The model shows acceptable calibration (ECE ≈ 0.089).  
In higher probability bins, observed frequency slightly exceeds predicted probability, indicating mild underestimation of elevated risk.

This conservative bias is preferable in operational settings where false alarms carry cost.

## Coefficient interpretation

Positive coefficients increase log-odds of elevated risk proxy.


In [None]:
logit_model = pipe.named_steps["model"]

coef_df = pd.DataFrame({
    "feature": features,
    "coef": logit_model.coef_[0],
    "odds_ratio": np.exp(logit_model.coef_[0])
})

coef_df["abs_coef"] = coef_df["coef"].abs()
coef_df = coef_df.sort_values("abs_coef", ascending=False)

coef_df


In [None]:
cap = 0.10
thr = float(np.quantile(pipe.predict_proba(X_train)[:,1], 1-cap))
y_pred = (y_proba >= thr).astype(int)

from sklearn.metrics import precision_score, recall_score, f1_score
print("Threshold (train quantile @10%):", thr)
print("Test alert rate:", y_pred.mean())
print("Precision:", precision_score(y_test, y_pred, zero_division=0))
print("Recall:", recall_score(y_test, y_pred, zero_division=0))
print("F1:", f1_score(y_test, y_pred, zero_division=0))

## Positioning within the project

This notebook establishes the baseline modelling layer.

Subsequent notebooks extend this foundation:

- Notebook 03 → Model comparison
- Notebook 04 → Operational thresholding
- Notebook 05 → Rolling deployment validation

The baseline selected for operational use is Logistic Regression,
due to its interpretability and stable calibration behaviour.
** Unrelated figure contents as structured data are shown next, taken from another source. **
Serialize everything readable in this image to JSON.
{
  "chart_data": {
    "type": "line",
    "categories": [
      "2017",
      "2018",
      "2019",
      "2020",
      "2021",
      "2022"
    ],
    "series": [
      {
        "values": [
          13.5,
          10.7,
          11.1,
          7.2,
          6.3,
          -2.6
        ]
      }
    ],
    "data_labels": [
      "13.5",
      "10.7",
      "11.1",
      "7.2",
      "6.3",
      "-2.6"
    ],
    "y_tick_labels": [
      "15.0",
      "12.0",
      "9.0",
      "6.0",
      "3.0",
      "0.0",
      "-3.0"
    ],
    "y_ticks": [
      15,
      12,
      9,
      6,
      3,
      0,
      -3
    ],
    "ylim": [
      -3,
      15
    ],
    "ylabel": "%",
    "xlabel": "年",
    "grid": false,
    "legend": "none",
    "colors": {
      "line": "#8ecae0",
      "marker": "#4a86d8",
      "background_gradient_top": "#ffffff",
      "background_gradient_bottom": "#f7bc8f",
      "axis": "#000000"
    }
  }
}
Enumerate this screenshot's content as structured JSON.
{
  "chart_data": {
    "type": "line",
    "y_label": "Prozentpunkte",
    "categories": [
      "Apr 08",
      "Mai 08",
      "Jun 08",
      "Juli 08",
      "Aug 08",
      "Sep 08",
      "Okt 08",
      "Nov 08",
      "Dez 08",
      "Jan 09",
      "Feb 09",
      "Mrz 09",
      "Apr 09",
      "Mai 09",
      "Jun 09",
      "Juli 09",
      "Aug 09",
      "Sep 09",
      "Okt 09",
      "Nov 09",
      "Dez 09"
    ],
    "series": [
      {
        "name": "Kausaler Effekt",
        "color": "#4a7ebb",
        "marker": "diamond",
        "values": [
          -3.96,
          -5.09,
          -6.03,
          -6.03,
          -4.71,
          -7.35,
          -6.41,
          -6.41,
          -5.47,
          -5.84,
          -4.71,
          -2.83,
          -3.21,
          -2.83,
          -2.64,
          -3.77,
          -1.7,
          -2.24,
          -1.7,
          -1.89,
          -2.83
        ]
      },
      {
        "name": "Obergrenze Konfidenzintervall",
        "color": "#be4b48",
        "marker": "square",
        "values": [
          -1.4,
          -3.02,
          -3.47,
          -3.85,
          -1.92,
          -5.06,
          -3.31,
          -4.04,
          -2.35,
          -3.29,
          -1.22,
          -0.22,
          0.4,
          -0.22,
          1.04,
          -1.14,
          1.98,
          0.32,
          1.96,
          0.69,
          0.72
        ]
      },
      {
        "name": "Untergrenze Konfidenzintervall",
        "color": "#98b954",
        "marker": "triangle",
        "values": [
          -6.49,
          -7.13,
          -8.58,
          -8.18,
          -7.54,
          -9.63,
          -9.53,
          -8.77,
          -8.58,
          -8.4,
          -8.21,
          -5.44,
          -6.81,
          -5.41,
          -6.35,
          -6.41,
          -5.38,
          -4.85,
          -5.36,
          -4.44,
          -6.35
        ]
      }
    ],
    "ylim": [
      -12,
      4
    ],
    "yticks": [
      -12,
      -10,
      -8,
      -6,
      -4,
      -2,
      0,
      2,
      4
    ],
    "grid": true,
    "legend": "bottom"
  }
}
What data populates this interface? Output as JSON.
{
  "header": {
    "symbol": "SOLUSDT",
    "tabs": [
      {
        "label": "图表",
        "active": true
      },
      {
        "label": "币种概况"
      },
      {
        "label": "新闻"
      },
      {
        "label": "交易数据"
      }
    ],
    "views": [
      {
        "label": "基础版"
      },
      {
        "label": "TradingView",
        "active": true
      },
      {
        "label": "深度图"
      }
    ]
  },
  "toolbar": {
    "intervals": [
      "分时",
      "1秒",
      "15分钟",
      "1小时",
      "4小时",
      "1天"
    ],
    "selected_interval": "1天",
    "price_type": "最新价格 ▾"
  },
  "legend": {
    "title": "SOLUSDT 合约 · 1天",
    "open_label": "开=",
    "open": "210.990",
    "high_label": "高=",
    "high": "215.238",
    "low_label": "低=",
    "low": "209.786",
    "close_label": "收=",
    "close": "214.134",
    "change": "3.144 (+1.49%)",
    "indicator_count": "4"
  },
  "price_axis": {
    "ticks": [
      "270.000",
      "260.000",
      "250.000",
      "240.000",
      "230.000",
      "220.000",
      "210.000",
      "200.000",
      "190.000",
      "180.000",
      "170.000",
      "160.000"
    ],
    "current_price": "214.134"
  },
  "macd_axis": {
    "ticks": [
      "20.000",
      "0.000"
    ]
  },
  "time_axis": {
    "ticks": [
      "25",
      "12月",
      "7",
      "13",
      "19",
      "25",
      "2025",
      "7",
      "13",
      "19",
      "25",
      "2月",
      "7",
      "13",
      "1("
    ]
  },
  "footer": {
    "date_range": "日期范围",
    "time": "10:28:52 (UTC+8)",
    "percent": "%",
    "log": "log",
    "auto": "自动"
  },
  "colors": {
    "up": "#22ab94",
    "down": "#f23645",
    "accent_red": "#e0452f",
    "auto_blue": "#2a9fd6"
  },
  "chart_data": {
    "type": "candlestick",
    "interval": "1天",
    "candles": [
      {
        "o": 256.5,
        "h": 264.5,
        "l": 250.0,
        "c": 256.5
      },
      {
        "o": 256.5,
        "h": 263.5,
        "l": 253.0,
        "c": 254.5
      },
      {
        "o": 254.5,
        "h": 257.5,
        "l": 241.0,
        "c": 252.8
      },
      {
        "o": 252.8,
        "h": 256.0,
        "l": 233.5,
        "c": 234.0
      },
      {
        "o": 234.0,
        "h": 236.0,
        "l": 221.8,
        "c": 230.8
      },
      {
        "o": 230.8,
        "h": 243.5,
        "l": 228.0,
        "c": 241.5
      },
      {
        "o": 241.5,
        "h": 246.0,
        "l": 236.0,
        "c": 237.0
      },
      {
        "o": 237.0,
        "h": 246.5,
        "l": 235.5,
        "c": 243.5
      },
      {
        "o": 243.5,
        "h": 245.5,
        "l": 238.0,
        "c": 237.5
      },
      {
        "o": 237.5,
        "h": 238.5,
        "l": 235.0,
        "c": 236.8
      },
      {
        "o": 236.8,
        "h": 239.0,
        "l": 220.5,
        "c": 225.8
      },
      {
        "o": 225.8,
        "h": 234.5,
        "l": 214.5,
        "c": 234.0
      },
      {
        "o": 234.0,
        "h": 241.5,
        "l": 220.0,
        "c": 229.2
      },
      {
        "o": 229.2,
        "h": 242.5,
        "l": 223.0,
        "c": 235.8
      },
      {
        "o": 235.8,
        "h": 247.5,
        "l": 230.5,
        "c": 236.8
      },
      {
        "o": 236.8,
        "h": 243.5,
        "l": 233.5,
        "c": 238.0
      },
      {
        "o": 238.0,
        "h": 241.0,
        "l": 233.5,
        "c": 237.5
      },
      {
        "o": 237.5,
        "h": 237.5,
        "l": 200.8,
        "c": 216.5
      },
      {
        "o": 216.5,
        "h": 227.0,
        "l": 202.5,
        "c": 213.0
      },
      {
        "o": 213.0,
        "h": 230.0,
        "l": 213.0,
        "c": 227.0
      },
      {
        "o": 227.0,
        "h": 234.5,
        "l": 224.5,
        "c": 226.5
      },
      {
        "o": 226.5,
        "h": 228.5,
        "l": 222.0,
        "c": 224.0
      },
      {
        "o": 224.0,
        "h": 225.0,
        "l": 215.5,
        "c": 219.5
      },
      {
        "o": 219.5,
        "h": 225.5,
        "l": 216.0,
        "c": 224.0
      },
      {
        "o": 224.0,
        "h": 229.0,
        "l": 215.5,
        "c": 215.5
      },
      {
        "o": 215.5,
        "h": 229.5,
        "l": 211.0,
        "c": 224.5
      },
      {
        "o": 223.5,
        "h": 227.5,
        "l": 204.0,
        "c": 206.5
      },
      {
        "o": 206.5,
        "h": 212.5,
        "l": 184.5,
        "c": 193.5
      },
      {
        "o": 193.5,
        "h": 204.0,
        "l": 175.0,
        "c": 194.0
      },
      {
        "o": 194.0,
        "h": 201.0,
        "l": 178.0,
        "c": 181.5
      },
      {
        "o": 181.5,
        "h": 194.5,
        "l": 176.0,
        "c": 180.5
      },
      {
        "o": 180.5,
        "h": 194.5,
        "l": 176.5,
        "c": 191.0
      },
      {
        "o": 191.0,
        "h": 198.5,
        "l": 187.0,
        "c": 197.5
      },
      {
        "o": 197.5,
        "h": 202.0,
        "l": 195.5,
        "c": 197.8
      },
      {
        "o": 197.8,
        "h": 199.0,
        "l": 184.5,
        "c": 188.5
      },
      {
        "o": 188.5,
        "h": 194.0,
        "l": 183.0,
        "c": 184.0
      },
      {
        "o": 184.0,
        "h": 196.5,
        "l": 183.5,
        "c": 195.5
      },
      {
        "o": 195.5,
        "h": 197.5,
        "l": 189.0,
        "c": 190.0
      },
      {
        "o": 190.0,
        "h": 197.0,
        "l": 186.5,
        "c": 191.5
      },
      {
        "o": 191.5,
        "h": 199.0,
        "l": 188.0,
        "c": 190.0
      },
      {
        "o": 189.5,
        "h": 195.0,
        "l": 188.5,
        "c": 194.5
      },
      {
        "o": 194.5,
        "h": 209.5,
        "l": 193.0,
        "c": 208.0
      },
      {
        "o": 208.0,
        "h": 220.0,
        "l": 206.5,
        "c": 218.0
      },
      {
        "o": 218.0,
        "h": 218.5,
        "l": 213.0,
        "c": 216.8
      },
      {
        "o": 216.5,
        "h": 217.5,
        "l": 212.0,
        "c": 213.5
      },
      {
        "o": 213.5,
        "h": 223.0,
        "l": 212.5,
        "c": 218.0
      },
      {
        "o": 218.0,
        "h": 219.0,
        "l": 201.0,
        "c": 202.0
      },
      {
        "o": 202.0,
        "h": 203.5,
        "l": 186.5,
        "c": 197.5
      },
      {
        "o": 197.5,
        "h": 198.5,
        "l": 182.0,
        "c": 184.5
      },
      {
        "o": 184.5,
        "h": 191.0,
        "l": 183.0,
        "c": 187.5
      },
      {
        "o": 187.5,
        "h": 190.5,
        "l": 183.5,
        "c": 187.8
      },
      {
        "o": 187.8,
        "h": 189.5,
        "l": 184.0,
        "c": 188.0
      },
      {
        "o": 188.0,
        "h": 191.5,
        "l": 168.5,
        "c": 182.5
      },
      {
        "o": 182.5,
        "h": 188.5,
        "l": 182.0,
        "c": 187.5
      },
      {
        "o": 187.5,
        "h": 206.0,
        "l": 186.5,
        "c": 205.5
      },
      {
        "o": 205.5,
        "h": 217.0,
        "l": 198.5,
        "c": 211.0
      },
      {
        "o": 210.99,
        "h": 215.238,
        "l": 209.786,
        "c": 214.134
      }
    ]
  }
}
## Feature engineering rationale

Workload features were expanded to include:

- Rolling standard deviations
- Short vs medium-term deltas
- Season cumulative load
- Season momentum relative to baseline

The objective was to capture:

1. Acute workload shocks
2. Chronic load accumulation
3. Structural season fatigue
4. Load volatility

Rolling validation confirmed that interaction ratios
provide incremental predictive signal.

Feature expansion improved overall ROC-AUC stability
compared to the initial baseline specification.